I have heard the Rossini DAC.
It was at Windsor Hi-end show a few years ago, partnered with Audio Research valve amps and Wilson Audio Yvette speakers, I stayed for two sessions of about 20 mins per session.
That has so far been the most awesome sound I ever heard to this day.
The previous year, in a similar setup (different Wilson Audio speaker), a Metronome DAC was used instead. Although it sounded excellent, but the Rossini was better, noticabley.
Frankly I do understand, that this is "Watt's up" thread, and Mr. Watts pride in his work (deservedly) - however to blatantly declare "I am the best and others can not compete" is a little hard to swallow.
Linn is a very professional manufacturer - a Hi-end manufacturer going back a bit longer than 33 years and they too have devoted a lifetime of experience in their craft.
I doubt that they just " Cobble things together" , stick their name on it and sell it for thousands - they have lasted this long because of the quality of their products.
Snake-Oil Merchants ?? they are not.
 
Mar 29, 2021 at 10:07 AM Post #2,235 of 4,753
I don't know where you are getting the numbers for dCS Bartok, but looking at dCS website they quote:

residual noise
24-bit data: Better than –113dB0, 20Hz - 20kHz unweighted. (6V output setting)

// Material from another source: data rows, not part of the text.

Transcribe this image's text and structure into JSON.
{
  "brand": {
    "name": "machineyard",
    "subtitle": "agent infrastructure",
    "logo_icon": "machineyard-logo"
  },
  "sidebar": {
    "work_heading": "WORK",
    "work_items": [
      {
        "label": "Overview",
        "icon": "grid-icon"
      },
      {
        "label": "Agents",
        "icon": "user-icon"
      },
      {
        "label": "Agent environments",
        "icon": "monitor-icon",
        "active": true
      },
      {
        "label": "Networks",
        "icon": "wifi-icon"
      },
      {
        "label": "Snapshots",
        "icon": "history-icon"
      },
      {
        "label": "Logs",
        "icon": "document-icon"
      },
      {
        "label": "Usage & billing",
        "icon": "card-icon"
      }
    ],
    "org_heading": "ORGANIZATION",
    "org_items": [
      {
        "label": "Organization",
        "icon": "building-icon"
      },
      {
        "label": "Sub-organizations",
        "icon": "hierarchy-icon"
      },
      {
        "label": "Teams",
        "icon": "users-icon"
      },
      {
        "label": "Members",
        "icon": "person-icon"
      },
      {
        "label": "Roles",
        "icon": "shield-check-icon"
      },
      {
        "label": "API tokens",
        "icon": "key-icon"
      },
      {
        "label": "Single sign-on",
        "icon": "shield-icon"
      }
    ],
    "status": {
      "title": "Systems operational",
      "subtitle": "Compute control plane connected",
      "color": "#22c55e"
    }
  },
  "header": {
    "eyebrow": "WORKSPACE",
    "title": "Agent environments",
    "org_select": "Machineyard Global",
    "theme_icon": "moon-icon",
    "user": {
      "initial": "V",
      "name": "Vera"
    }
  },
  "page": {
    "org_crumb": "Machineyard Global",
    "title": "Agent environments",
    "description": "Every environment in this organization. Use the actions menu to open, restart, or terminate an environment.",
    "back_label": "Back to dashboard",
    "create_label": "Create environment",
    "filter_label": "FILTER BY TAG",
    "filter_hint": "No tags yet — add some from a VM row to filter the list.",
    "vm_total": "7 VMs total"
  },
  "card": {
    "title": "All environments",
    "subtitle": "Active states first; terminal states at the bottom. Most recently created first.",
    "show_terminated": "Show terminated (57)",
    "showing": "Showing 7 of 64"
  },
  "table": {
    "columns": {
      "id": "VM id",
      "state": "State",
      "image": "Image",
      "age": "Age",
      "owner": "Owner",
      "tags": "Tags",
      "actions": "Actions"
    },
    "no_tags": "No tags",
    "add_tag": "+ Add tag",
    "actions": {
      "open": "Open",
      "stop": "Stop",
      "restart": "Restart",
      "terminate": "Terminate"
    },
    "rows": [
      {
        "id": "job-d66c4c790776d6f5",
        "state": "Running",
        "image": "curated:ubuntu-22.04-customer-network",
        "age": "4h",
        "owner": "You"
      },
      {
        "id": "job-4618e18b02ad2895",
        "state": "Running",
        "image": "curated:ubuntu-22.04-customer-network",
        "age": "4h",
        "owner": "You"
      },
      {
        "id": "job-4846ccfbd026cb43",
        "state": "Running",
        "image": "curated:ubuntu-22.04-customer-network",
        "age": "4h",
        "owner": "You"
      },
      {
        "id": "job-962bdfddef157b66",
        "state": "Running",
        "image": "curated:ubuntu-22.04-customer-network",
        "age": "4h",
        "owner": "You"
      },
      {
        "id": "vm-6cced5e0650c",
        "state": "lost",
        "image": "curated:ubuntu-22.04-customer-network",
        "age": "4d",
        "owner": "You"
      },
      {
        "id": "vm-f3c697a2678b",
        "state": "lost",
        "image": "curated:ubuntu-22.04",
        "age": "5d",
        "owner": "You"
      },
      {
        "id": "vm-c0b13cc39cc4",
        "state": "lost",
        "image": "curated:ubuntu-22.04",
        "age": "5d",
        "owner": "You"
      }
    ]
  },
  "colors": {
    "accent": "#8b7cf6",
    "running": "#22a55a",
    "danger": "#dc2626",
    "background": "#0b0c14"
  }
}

That number is flat, so AWt would be around -116dB or nearly 4 times more noise than TT2.

As to your assertion that Bartok will drive anything, then again look at their specs:

headphone outputs
1 stereo balanced pair on 1x 4-way male XLR connector. 1 stereo unbalanced pair on 1x 6.35mm (1/4”) 3-pole jack. Full-scale output levels are 1.4W rms into 33Ω, 0.15W rms into 300Ω. Output levels are 0, -10, -20, -30dB, set in the menu. Minimum headphone impedance is 33Ω.

So you can't use a load below 33 ohms! Also, 33 ohms is only 1.4W - against TT2's 10W into 33 (balanced OP). Dave will match Bartok in drive from the SE headphone OP, but can deliver 0.5A RMS so will drive loads down to 8 ohms.

SNR or residual noise of -127 dB is perfectly fine, and will not create SQ problems - so long as the noise is fixed. But of course all non chord DACs do not have a fixed noise level, as it increases with higher signal voltages. Chord DACs are unique in that the noise is fixed - no noise floor modulation, and this has huge SQ benefits. I could easily improve the noise levels - but to do so would increase distortion. I am not prepared to sacrifice sound quality for meaningless specs, as 127 dB is inaudible.

As to what I do in the future - it will be governed by one simple rule - whatever works best for the best sound quality. If that's one box or ten, then so be it. I am not prepared to sacrifice SQ to suit convenience - and if you want convenience then there are plenty of other alternatives open to you.